Keşke bunları oyun sırasında zaman zaman Hrant’ın sesinden de duysaydık. Youtube’de çok videosu var. Yazdıklarımın hepsini kendi ağzından duymak mümkün. Herşeyi Hrant’ın arkadaşından duymak yerine bu konuşmalardan can alıcı tümcelerle piyesi zenginleştirmek mümkün. Örnek için bkz (2)
“Bir resim yüz kelimeye bedeldir” derler. Duvara yansıtılan resimlerle oyun nasıl daha bir canlı hale getiriliyorsa Hrant’ın videolarından kısa bölümler de etkiyi çok daha arttıracaktır.
Oyuna serpiştirilmiş Ermeni bestecilerinin şarkıları ve danslar da o bestecilerin duvara yansıtılan resimleriyle çok hoş bir hale getirilmiş. Tek kişilik oyun sanki pekçok kişinin oynadığı müthiş bir kabare tadı veriyor.
Bu arada bir yanlışa dikkat çekmek isterim; oyunun bir yerinde kendisine pasaport verilmediği söylendi. Belki bir süre için olabilir ama ben tanıdığımda pasaportu vardı. Kendisiyle yurtdışında, İsveç’te, Stockholm’de tanıştık. Sanırım onunla son röportajı yapan gazeteciyim. Ya da onunla konuşan son gazetecilerden biri. Başka ülkelere de gitti...
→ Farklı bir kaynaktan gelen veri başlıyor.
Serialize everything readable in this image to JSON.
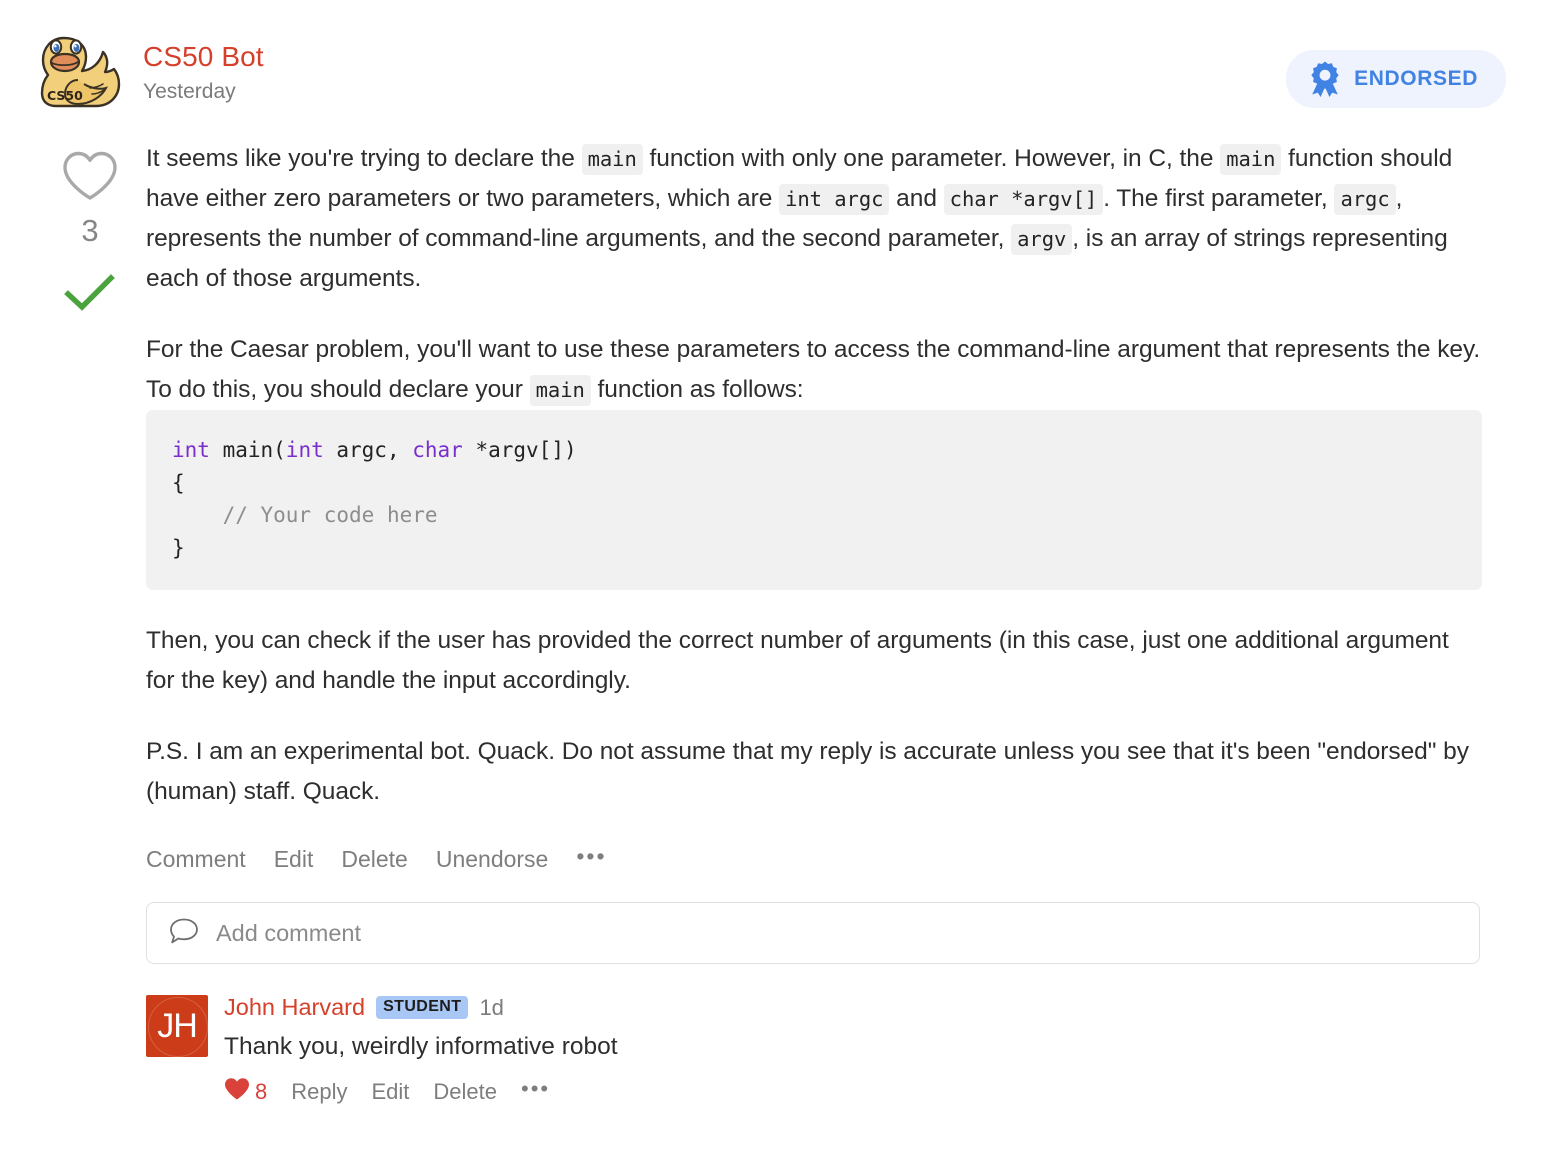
{
  "post": {
    "author": "CS50 Bot",
    "timestamp": "Yesterday",
    "avatar_icon": "rubber-duck-cs50-icon",
    "avatar_label": "CS50",
    "endorsed": {
      "label": "ENDORSED",
      "icon": "award-ribbon-icon",
      "accent_color": "#4183e4",
      "background_color": "#eef3fd"
    },
    "votes": {
      "heart_icon": "heart-outline-icon",
      "count": "3",
      "resolved_icon": "check-mark-icon",
      "resolved_color": "#4aa33c"
    },
    "paragraphs": [
      {
        "segments": [
          {
            "t": "text",
            "v": "It seems like you're trying to declare the "
          },
          {
            "t": "code",
            "v": "main"
          },
          {
            "t": "text",
            "v": " function with only one parameter. However, in C, the "
          },
          {
            "t": "code",
            "v": "main"
          },
          {
            "t": "text",
            "v": " function should have either zero parameters or two parameters, which are "
          },
          {
            "t": "code",
            "v": "int argc"
          },
          {
            "t": "text",
            "v": " and "
          },
          {
            "t": "code",
            "v": "char *argv[]"
          },
          {
            "t": "text",
            "v": ". The first parameter, "
          },
          {
            "t": "code",
            "v": "argc"
          },
          {
            "t": "text",
            "v": ", represents the number of command-line arguments, and the second parameter, "
          },
          {
            "t": "code",
            "v": "argv"
          },
          {
            "t": "text",
            "v": ", is an array of strings representing each of those arguments."
          }
        ]
      },
      {
        "segments": [
          {
            "t": "text",
            "v": "For the Caesar problem, you'll want to use these parameters to access the command-line argument that represents the key. To do this, you should declare your "
          },
          {
            "t": "code",
            "v": "main"
          },
          {
            "t": "text",
            "v": " function as follows:"
          }
        ]
      }
    ],
    "code_block": {
      "language": "c",
      "tokens": [
        {
          "t": "kw",
          "v": "int"
        },
        {
          "t": "plain",
          "v": " main("
        },
        {
          "t": "kw",
          "v": "int"
        },
        {
          "t": "plain",
          "v": " argc, "
        },
        {
          "t": "kw",
          "v": "char"
        },
        {
          "t": "plain",
          "v": " *argv[])\n{\n    "
        },
        {
          "t": "cmt",
          "v": "// Your code here"
        },
        {
          "t": "plain",
          "v": "\n}"
        }
      ]
    },
    "paragraphs_after": [
      {
        "segments": [
          {
            "t": "text",
            "v": "Then, you can check if the user has provided the correct number of arguments (in this case, just one additional argument for the key) and handle the input accordingly."
          }
        ]
      },
      {
        "segments": [
          {
            "t": "text",
            "v": "P.S. I am an experimental bot. Quack. Do not assume that my reply is accurate unless you see that it's been \"endorsed\" by (human) staff. Quack."
          }
        ]
      }
    ],
    "actions": [
      {
        "label": "Comment",
        "name": "comment-action"
      },
      {
        "label": "Edit",
        "name": "edit-action"
      },
      {
        "label": "Delete",
        "name": "delete-action"
      },
      {
        "label": "Unendorse",
        "name": "unendorse-action"
      }
    ],
    "more_actions_glyph": "•••"
  },
  "add_comment": {
    "icon": "speech-bubble-icon",
    "placeholder": "Add comment",
    "value": ""
  },
  "comments": [
    {
      "avatar_initials": "JH",
      "avatar_color": "#cc3c19",
      "author": "John Harvard",
      "role_badge": "STUDENT",
      "timestamp": "1d",
      "text": "Thank you, weirdly informative robot",
      "like_icon": "heart-filled-icon",
      "like_count": "8",
      "actions": [
        {
          "label": "Reply",
          "name": "reply-action"
        },
        {
          "label": "Edit",
          "name": "comment-edit-action"
        },
        {
          "label": "Delete",
          "name": "comment-delete-action"
        }
      ],
      "more_actions_glyph": "•••"
    }
  ]
}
Volkan hakkını verdiği bu oyunla Türkiye’yi dolaşmalı. Hatta yurtdışına çıkmalı. O “üçüncü”lere ve o üçüncülerin beşinci kollarına, kırkayaklarına Hrant’ın sözüyle “Size de artık üç nokta düşer” demeli, “Arkadaşı Hrant Dink’in emperyalizme karşı kaldırdığı yurtseverlik bayrağını her yerde ve daha da yukarılarda dalgalandırmalı.
Başta Volkan Baş olmak üzere piyesi yazanı, yöneteni, müzisyenleri, şarkıcı ve dansçıyı, teknik sorumluyu, oyunda emeği geçen herkesi yürekten kutlarım.
Oyun Kuşadası Pera Düğün Salonu’nda 26 Ocak tarihine dek oynanacak. İyi seyirler...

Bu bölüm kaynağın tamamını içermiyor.